The import countries, many of them in Africa or the Asia-Pacific region, lack the infrastructure required for proper waste management and recycling. Such mechanisms are scant and concentrated only in urban areas, which means that large rural parts of these countries dispose of imported garbage into landfills or incinerators. Organic pollutants poison areas surrounding landfills, producing fatal hazards for local wildlife and ecosystems. The toxic waste also permeates the soil, which can contaminate groundwater and crops that humans ingest, resulting in detrimental effects like cancers, diabetes, bone disease, kidney damage and liver damage. Incinerating waste releases harmful chemicals such as lead and mercury into the air. Not only does inhaling these fumes cause severe respiratory problems, but these elements are potentially carcinogenic. More than 2 billion tonnes of non-hazardous waste is generated globally, and this number is projected to increase by 19 percent in the Global North and 40 percent in the Global South by 2050. 

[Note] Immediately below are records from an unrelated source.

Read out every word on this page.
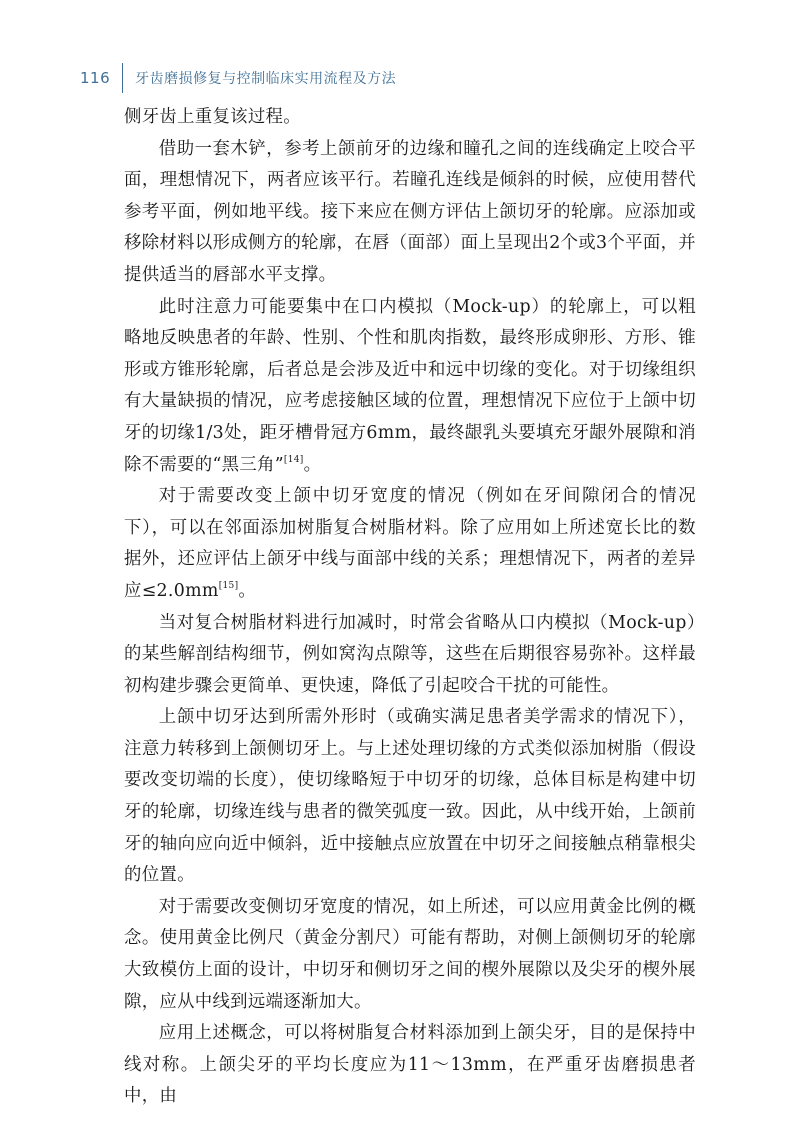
116 牙齿磨损修复与控制临床实用流程及方法

侧牙齿上重复该过程。

借助一套木铲，参考上颌前牙的边缘和瞳孔之间的连线确定上咬合平面，理想情况下，两者应该平行。若瞳孔连线是倾斜的时候，应使用替代参考平面，例如地平线。接下来应在侧方评估上颌切牙的轮廓。应添加或移除材料以形成侧方的轮廓，在唇（面部）面上呈现出2个或3个平面，并提供适当的唇部水平支撑。

此时注意力可能要集中在口内模拟（Mock-up）的轮廓上，可以粗略地反映患者的年龄、性别、个性和肌肉指数，最终形成卵形、方形、锥形或方锥形轮廓，后者总是会涉及近中和远中切缘的变化。对于切缘组织有大量缺损的情况，应考虑接触区域的位置，理想情况下应位于上颌中切牙的切缘1/3处，距牙槽骨冠方6mm，最终龈乳头要填充牙龈外展隙和消除不需要的“黑三角”[14]。

对于需要改变上颌中切牙宽度的情况（例如在牙间隙闭合的情况下），可以在邻面添加树脂复合树脂材料。除了应用如上所述宽长比的数据外，还应评估上颌牙中线与面部中线的关系；理想情况下，两者的差异应≤2.0mm[15]。

当对复合树脂材料进行加减时，时常会省略从口内模拟（Mock-up）的某些解剖结构细节，例如窝沟点隙等，这些在后期很容易弥补。这样最初构建步骤会更简单、更快速，降低了引起咬合干扰的可能性。

上颌中切牙达到所需外形时（或确实满足患者美学需求的情况下），注意力转移到上颌侧切牙上。与上述处理切缘的方式类似添加树脂（假设要改变切端的长度），使切缘略短于中切牙的切缘，总体目标是构建中切牙的轮廓，切缘连线与患者的微笑弧度一致。因此，从中线开始，上颌前牙的轴向应向近中倾斜，近中接触点应放置在中切牙之间接触点稍靠根尖的位置。

对于需要改变侧切牙宽度的情况，如上所述，可以应用黄金比例的概念。使用黄金比例尺（黄金分割尺）可能有帮助，对侧上颌侧切牙的轮廓大致模仿上面的设计，中切牙和侧切牙之间的楔外展隙以及尖牙的楔外展隙，应从中线到远端逐渐加大。

应用上述概念，可以将树脂复合材料添加到上颌尖牙，目的是保持中线对称。上颌尖牙的平均长度应为11～13mm，在严重牙齿磨损患者中，由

To combat this exploitation, the Basel Convention on the Control of Transboundary Movements of Hazardous Wastes and Their Disposal, known as the Basel Convention, was set up by the United Nations in 1989. The Basel Convention seeks to establish secure standards for the transnational movement of hazardous waste. In 1995, the signatories adopted an amendment called the Basel Ban which prohibits the transfer of hazardous waste materials from developed to developing countries. The United States, one of the worst global offenders of waste production, has not yet ratified the Basel Convention so it is not legally binding.  

Even for member-states who have ratified it, there are significant legal loopholes that pose challenges to its goals. There is ambiguity in defining non-hazardous and hazardous waste along with what constitutes waste and non-waste. This creates a plethora of opportunities for member-states to escape the stringent controls of the Basel Convention. 

Until two years ago, China imported almost half of the world’s plastic waste. This ended in January 2018 when the country ceased all imports of scrap plastics and other wastes  according to its “National Sword” policy, overflowing the warehouses in the U.S., Canada and Australia and leading to an estimated displacement of 111 million metric tons of plastic by 2030. Instead of improving systems and managing their wastes internally, developed nations redirected their exports to Malaysia, Vietnam and Thailand, to name a few. 

Managing imported waste also adds to the pile of domestic concerns developing nations face which include overpopulation, inconsistent economic growth and present pollution problems. This creates a vicious cycle of developed nations treating developing nations as their dumping grounds and then chiding them for mismanaging their garbage. This colonial mindset was exemplified when the American-based environmental nongovernmental organization Ocean Conservancy released a report in 2015 regarding solutions to marine plastic pollution. One of the core suggestions was for Southeast Asian countries to collaborate with foreign-funded companies to build incinerators and burn their plastic waste. This recommendation was vehemently opposed by the Philippines branch of the Global Alliance for Incinerator Alternatives, which stated the effects of incinerating waste on the environment and health, especially in countries like China that are combating severe pollution. 

No amount of policy changes and international assistance is likely to make a difference if the Global North refuses to make a radical reduction in the production and usage of materials. “Disposable plastics are simply not possible without colonizer access to land. The end of colonialism will result in the end of plastic disposability,” wrote Dr. Max Liboiron, an assistant professor of geography at Memorial University, in an op-ed for Teen Vogue.